The Spirit works this faith so you and I, like Nicodemus, may believe Jesus is the Son of God and, by believing, receive life in His name (John 20:31).  The Spirit works through His words and works so we may believe in the love of God for the world.  Such love from God brought salvation and eternal life for all.

So, the Word of God enters our ears.  The Spirit calls someone through the Word, moving someone from a passive observer to a believer in Christ.  The tragedy is this member of the Sanhedrin walking away from a meeting with Jesus and remaining a bystander for so long.  The tragedy for us is we often do the same.

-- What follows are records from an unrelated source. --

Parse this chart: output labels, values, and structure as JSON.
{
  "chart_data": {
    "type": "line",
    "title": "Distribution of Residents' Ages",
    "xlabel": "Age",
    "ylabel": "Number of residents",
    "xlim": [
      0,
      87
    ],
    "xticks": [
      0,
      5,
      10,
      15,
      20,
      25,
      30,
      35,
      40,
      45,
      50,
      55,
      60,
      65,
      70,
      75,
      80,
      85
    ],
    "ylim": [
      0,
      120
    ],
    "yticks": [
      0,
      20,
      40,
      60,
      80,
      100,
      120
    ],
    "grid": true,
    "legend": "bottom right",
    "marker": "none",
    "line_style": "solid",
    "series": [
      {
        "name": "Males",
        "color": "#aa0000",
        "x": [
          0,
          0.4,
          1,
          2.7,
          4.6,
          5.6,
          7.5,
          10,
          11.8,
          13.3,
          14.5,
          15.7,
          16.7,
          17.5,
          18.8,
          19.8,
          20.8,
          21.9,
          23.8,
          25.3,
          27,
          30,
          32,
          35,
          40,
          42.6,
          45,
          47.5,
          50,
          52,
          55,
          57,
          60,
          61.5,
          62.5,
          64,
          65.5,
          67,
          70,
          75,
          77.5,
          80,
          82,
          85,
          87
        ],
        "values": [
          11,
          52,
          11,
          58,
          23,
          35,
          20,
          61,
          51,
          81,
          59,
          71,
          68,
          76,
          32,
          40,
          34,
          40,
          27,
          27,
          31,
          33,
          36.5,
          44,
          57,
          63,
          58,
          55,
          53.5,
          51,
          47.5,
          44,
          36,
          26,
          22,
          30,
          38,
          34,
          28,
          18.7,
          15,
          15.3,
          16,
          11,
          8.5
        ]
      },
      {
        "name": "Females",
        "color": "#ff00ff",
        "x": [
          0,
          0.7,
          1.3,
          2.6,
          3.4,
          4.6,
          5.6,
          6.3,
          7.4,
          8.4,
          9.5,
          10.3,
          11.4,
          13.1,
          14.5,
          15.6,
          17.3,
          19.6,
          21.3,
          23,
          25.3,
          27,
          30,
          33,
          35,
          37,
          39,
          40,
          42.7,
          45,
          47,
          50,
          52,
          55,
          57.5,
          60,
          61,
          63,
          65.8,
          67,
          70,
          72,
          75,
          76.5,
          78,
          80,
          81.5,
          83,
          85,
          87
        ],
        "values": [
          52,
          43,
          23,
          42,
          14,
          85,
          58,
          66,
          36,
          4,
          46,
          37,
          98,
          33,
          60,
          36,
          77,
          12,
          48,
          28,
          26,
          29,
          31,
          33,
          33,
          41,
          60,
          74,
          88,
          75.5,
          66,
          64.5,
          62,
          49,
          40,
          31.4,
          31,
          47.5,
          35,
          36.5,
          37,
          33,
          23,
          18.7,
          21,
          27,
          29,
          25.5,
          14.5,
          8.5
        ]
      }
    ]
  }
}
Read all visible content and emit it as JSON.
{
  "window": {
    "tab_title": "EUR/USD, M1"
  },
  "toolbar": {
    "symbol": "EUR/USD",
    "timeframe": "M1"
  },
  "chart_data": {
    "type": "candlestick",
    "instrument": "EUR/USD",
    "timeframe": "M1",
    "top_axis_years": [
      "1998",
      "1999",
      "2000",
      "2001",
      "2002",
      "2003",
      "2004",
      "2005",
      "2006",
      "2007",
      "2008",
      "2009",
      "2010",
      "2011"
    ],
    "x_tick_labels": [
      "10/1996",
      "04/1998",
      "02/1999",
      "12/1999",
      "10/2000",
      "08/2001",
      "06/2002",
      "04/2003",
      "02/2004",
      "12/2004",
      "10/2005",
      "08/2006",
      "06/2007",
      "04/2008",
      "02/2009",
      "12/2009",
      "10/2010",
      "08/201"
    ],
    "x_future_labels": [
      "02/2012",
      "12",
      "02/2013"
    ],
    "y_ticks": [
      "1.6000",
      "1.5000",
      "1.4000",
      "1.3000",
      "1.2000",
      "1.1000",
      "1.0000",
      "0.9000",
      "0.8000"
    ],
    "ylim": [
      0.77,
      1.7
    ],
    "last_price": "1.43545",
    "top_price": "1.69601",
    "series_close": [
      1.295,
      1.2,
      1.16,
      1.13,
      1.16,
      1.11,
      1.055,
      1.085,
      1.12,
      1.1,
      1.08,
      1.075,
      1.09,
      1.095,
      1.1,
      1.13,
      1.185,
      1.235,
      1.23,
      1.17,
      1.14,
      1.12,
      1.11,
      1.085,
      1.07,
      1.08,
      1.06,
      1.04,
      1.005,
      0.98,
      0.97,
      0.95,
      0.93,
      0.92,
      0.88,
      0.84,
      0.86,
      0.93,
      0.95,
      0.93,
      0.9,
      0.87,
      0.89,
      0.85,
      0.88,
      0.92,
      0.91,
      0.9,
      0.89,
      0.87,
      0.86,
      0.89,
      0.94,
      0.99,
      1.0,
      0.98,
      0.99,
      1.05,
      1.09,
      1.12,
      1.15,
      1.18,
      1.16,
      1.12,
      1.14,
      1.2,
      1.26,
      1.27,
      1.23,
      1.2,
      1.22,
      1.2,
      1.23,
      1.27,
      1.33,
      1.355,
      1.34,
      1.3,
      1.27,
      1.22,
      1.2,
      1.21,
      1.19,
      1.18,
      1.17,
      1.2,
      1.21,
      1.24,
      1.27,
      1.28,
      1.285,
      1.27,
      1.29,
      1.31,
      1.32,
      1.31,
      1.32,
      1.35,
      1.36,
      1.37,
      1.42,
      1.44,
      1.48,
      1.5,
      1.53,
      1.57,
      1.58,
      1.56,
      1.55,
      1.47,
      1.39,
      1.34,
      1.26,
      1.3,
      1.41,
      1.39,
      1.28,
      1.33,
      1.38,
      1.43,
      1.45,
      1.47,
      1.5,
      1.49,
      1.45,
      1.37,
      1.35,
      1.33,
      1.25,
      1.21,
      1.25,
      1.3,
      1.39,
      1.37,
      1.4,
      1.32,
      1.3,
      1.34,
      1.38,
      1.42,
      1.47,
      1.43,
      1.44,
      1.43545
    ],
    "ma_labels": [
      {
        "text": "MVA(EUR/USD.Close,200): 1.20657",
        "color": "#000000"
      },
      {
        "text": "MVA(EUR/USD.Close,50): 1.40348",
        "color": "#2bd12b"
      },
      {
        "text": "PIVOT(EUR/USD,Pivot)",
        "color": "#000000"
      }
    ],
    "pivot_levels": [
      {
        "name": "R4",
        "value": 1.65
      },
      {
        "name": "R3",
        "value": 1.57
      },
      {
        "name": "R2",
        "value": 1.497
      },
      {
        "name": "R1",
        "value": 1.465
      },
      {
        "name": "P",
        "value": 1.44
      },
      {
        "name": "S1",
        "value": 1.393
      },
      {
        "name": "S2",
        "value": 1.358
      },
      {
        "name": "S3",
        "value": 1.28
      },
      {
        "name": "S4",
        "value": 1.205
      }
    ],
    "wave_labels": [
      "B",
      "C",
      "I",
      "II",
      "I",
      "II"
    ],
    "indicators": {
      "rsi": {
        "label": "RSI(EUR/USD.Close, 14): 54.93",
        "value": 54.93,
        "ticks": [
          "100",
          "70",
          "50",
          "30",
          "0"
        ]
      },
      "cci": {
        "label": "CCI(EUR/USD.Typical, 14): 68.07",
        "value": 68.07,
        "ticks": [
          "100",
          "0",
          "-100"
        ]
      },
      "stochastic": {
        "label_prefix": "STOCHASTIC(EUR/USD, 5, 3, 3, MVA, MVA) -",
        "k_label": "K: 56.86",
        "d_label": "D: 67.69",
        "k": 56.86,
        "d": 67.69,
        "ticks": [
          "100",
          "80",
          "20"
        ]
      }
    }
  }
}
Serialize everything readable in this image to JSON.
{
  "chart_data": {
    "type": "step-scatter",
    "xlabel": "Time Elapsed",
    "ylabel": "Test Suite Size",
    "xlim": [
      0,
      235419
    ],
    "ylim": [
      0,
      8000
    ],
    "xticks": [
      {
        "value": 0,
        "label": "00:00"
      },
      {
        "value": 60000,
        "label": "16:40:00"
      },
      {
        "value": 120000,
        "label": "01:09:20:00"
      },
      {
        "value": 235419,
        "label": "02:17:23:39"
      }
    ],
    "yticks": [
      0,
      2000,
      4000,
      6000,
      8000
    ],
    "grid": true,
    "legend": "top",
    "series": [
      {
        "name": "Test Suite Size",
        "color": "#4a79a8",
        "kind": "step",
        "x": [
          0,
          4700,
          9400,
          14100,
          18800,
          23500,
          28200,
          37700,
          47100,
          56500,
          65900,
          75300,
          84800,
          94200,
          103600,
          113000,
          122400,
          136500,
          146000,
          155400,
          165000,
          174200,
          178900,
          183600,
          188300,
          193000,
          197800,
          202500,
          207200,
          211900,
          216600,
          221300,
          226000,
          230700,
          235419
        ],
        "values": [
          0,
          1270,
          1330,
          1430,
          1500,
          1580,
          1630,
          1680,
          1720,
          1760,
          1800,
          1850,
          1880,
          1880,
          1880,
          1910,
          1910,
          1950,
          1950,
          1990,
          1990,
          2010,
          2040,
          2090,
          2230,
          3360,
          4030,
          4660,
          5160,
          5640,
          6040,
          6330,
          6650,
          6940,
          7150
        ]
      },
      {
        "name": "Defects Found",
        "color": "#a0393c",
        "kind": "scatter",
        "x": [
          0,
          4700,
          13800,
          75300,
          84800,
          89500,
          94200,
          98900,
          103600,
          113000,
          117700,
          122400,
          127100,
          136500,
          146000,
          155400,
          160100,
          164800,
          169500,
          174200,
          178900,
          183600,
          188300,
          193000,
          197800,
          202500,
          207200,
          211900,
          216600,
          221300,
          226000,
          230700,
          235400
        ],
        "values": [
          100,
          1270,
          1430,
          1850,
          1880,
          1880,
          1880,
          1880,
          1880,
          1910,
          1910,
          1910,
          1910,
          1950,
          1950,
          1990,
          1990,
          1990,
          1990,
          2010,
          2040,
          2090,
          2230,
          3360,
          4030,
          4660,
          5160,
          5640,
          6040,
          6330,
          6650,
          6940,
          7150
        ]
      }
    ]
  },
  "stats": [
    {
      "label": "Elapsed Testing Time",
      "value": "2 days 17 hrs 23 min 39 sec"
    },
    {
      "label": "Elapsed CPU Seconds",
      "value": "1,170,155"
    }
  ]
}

Still, hope does remain.  For Nicodemus, the death of Jesus does for him what the life of Jesus did not do.  Why?  The Savior’s death is His greatest sign, His greatest miracle.  In death, he realizes this humble Rabbi is the Servant King, saving us in His death.  Only He takes up our weaknesses and carries our sorrows, and we find Jesus “wounded, struck down by God, and afflicted,” as Prophet Isaiah foretold (Isaiah 53:4).

The Redeemer dies—and Nicodemus is a different man.  Gone are the misgivings and the spectator attitude.  The cowardice, hesitation, fearful hiding, and silence are no more.  Not dead for an hour, still nailed to the wood, our Lord’s prophecy rings true.  “Lifted from the earth, I will draw all people to myself” (John 12:32).

Earlier, Nicodemus’ doubts about Jesus silence his tongue.  Now, the power of the cross begins to act.  The beam of death is drawing people to the Savior, pulling them toward the Ransom-Payer of our sins, including this Pharisee in the Sanhedrin.  The power of the cross is turning doubt into certainty and a spectator into a participant.

At the cross, Nicodemus makes an irreversible confession of Jesus as the Christ.  For after His death, Nicodemus goes with Joseph of Arimathea with a mixture of 75 pounds of spices to give Him a proper burial (John 19:39-40).  Earlier, a coward too frightened to speak, he now acts with the courage of belief, in the sight of all people.  How strange for a man, who earlier kept silent about Jesus, to now lead us to God.

Through His death, our Lord saves us from our sins.  Now, our confession of faith brings us to be where Jesus promises to be.  The resurrected Lord, risen to heaven, now comes to us as He promises in Word and Sacrament.  Such is our confession of faith in Jesus’ life, death, resurrection, and living presence.  Amen.